I program weird stuff to unwind. Lately, my pet project has been a custom programming language which I’m calling “avidscript”. It's a somewhat C-style procedural language which compiles down to bytecode.

My intention is that it will execute in a stack-based virtual machine (VM) which is integrated into a game framework. In the long term, I have drawn up some specifications to develop it into a concurrent state/event-based language which will hopefully be useful for programming game AIs.

At the moment, I’m working on the low-level code generation. This is part of the compiler "back-end". The front-end parses the source code, turning it into an Intermediate Representation (IR) of the program. The back-end then turns the IR into final compiled code. In this case, bytecode for a custom VM.

However, it could equally be native machine code. I found the bytecode representation of simple loops quite interesting, particularly from an optimisation standpoint, so I thought I’d share my findings here.

‘while’ loops

This is a very common loop in C-style languages. From a programmer’s point-of-view, it is perhaps the simplest. In source code, it typically looks something like this:

while (c)
{
    // statements to repeat...
}

It's fairly easy to understand: while some condition c is true, keep repeating the list of statements. Compiling this down to bytecode results in pseudo-assembly language something like this:

PUSHVAR [address of variable c]
JUMPIFZERO [loop end]
[instructions to repeat]
JUMP[loop start]

This looks fairly simple. First, you push the value of the condition variable onto the stack (or otherwise evaluate whatever other condition you might have). Then if that condition is false, you jump execution to the first bytecode location immediately following the loop body. Otherwise, carry on and execute the loop body. Finally, jump back to the start of the whole structure again, where you’ll push c back onto the stack to re-evaluate it.

Generating the code for this is actually a little harder than it looks.

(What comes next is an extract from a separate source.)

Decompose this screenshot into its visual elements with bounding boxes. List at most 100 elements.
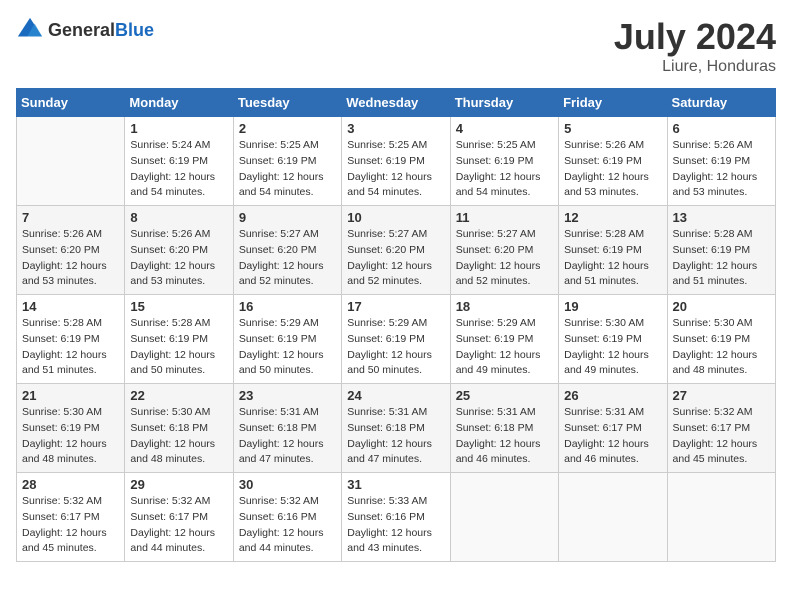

Until you generate the code for the loop body, you don’t necessarily know how much space it will take up. As a result, when you generate the “JUMPIFZERO” command, you actually have to leave the destination address empty. After you’ve finished generating all the code for the whole structure, you go back and populate it with whatever bytecode address will be executed next.

‘do-while’ loops

I find that this kind of loop tends to be used less often now. I’m not sure why, although perhaps because it intuitively seems less applicable and/or more complicated than a ‘while’ loop:

do
{
    // statements to repeat...
}
while (c);

At first, I expected it would be at least as complex in bytecode as the ‘while’ loop. In actual fact, it is simpler:

[instructions to repeat]
PUSHVAR [address of variable c]
JUMPIFNONZERO [loop start]

It’s not much of a difference, but we’ve condensed the loop mechanics by one instruction, and the more instructions you can save the better when compiling code. The other advantage is that you don’t have to go back and replace a placeholder jump instruction like we did on the ‘while’ loop. That makes the code output very slightly more efficient because it saves 3 extra file operations (i.e. move, write, move).

Revisiting ‘while’ loops

Having written the code-generator for both types of loop, I realised we could actually re-structure the ‘while’ loop a little to reduce the number of instructions on each iteration:

JUMP [condition]
[instructions to repeat]
PUSHVAR [address of variable c]
JUMPIFNONZERO [loop start]

Essentially, this turns the ‘while’ loop into a ‘do-while’ loop, but the first jump skips the loop body on the first iteration. The jump at the end only jumps back to the start of the loop body. The result has the same mechanics as our existing ‘do-while’ loop, but only requires a single instruction to evaluate the condition and to jump if necessary.

Does it matter?

From a practical standpoint, you might wonder why there’s a difference worth caring about. The difference is that any processor or virtual machine requires some kind of fetch-execute cycle. That is, it fetches an instruction and then executes it.

With processor speeds as fast as they are, you will usually find that the fetch step is considerably slower than the execute step. As such, the fewer fetches we can do the better, within reason. The instruction set still needs to have a reasonably concise specification otherwise the decode lookup in the fetch step could become too cumbersome.

Beyond that, I would also argue that it’s essential that tools such as compilers stay as efficient as possible. Many programmers are not efficiency-conscious, or they just don’t have the time or manpower to optimise their code. This is why so much work goes into the ‘middle-end’ of compilers, which find ways of optimising source code automatically.

If you have ever worked on a computationally-intensive program, you may have noticed that a debug build usually runs much slower than a release build. This is partly because optimisations are usually disabled in debug configurations.